En effet, l’œuvre de cet artiste(?) peut s’interpréter comme le triomphe d’un symbole discriminatoire et sexiste (la burqa des intégristes religieux) sur un symbole révolutionnaire et démocratique (le drapeau tricolore né de la Révolution française).
Le seul couvre-chef admis par la République française (issue des Droits de l’Homme…et de la Femme!) est le bonnet phrygien qui orne Marianne, incarnation féminine de la République: c’est un symbole de liberté, pas d’asservissement.

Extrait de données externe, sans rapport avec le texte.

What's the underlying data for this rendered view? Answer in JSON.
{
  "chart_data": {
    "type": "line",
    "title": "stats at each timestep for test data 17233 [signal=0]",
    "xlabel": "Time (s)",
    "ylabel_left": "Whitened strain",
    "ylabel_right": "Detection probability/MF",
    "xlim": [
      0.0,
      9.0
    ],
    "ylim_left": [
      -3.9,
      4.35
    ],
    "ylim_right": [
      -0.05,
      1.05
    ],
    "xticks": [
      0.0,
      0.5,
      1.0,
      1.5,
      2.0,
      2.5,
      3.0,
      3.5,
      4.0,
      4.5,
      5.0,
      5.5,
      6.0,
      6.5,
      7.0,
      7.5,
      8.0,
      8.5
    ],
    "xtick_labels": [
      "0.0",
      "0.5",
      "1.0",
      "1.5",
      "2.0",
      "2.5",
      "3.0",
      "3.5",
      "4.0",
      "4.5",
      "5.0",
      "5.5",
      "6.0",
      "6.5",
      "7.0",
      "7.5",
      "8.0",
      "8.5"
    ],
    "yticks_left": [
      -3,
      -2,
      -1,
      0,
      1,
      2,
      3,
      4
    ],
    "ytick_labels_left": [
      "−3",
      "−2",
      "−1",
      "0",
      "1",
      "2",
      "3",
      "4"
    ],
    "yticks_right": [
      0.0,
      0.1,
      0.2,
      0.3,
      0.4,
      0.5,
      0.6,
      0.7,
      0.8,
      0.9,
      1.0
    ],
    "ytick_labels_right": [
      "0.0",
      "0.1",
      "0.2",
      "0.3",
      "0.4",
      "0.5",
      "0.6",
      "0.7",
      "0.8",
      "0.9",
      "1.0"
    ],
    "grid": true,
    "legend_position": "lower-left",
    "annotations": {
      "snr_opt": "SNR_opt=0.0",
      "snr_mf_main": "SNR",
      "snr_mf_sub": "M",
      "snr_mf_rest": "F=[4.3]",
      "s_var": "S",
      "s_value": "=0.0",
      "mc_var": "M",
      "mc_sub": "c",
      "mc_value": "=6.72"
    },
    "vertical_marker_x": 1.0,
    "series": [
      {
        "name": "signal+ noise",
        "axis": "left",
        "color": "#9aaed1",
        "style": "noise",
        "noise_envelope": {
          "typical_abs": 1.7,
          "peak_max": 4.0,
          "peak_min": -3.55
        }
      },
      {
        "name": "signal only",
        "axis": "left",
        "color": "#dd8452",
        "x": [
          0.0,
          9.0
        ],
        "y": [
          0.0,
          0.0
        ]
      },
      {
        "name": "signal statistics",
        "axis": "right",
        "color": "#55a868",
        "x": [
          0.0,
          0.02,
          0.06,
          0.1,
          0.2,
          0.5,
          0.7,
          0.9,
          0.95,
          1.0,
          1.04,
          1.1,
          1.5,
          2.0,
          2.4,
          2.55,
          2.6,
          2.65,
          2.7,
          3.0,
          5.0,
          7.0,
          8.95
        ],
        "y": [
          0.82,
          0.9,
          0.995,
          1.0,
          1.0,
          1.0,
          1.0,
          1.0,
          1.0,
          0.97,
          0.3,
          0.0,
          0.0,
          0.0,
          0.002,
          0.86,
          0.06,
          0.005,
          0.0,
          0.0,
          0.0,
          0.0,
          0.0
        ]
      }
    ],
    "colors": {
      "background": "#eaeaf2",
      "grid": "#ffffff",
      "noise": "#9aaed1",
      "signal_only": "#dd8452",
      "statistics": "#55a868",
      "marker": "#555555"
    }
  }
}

Bien entendu, la liberté d’expression, notamment dans les domaines artistiques, ne saurait tolérer de limites ou d’entraves à son épanouissement. Cependant, un symbole tel que la burqa, aussi chargé de sens politique, doit être manié avec prudence et circonspection. Si l’art est parfois fait pour choquer et subvertir, il doit se retenir juste avant de faire la promotion (même involontaire) d’une idéologie politique et/ou religieuse antidémocratique. Sinon, il s’avilit pour devenir une abjecte propagande au service du totalitarisme.
Que d’autres artistes y réfléchissent, avant d’inclure dans leurs œuvres une étoile jaune ou une croix gammée.